[Python-Dev] [Fwd: In Python 2.6, bytes is str]

Brett Cannon brett at python.org
Mon Oct 6 08:55:12 CEST 2008

On Sun, Oct 5, 2008 at 11:43 PM, Steve Holden <steve at holdenweb.com> wrote:
> This does make it look rather as though bytes == str was a decision
> whose consequences weren't fully appreciated before implementation.

Well, you could say that about almost any change.

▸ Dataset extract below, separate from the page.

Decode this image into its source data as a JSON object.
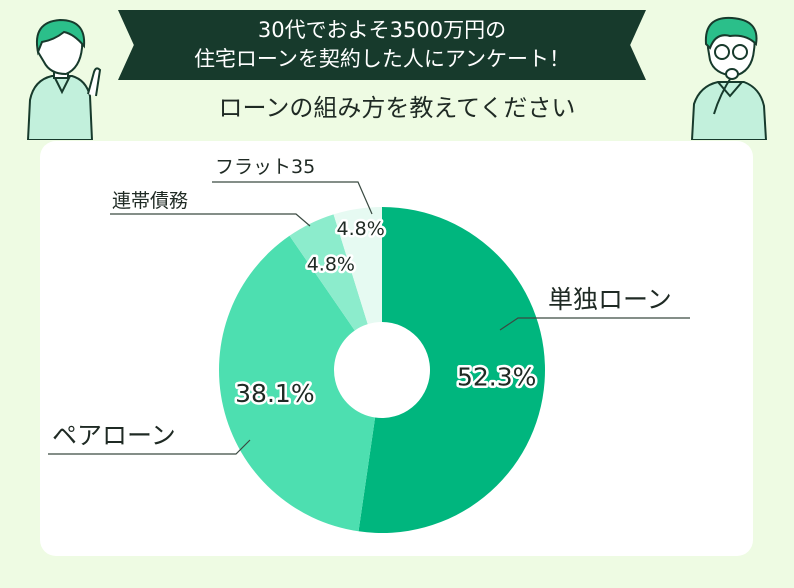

> Was this horror anticipated?

I didn't anticipate it.

> regards
>  Steve
> -------- Original Message --------
> Subject: In Python 2.6, bytes is str
> Date: Sun, 05 Oct 2008 22:30:17 -0700
> From: Bryan Olson <fakeaddress at nowhere.org>
> Organization: at&t http://my.att.net/
> To: python-list at python.org
> Newsgroups: gmane.comp.python.general
> Python 3 has the 'bytes' type, which the string type I've long wanted in
> various languages. Among other advantages, it is immutable, and
> therefore bytes objects can be dict keys. There's a mutable version too,
> called "bytearray".
> In Python 2.6, the name 'bytes' is defined, and bound to str. The 2.6
> assignment presents some pitfalls. Be aware.
> Consider constructing a bytes object as:
>    b = bytes([68, 255, 0])
> In Python 3.x, len(b) will be 3, which feels right.
> In Python 2.6, len(b) will be  12, because b is the str, '[68, 255, 0]'.
> I'm thinking I should just avoid using 'bytes' in Python 2.6. If there's
>  another Python release between 2.6 and 3.gold, I'd advocate removing
> the pre-defined 'bytes', or maybe defining it as something else.

I think it needs to be made clear that bytes is there for type
compatibility (e.g., ``isinstance(ob, bytes)``). And the bytes
literals work how you would expect.

What I would like to know if there are any other gotchas beyond the
constructor as all of the other uses act as you would expect.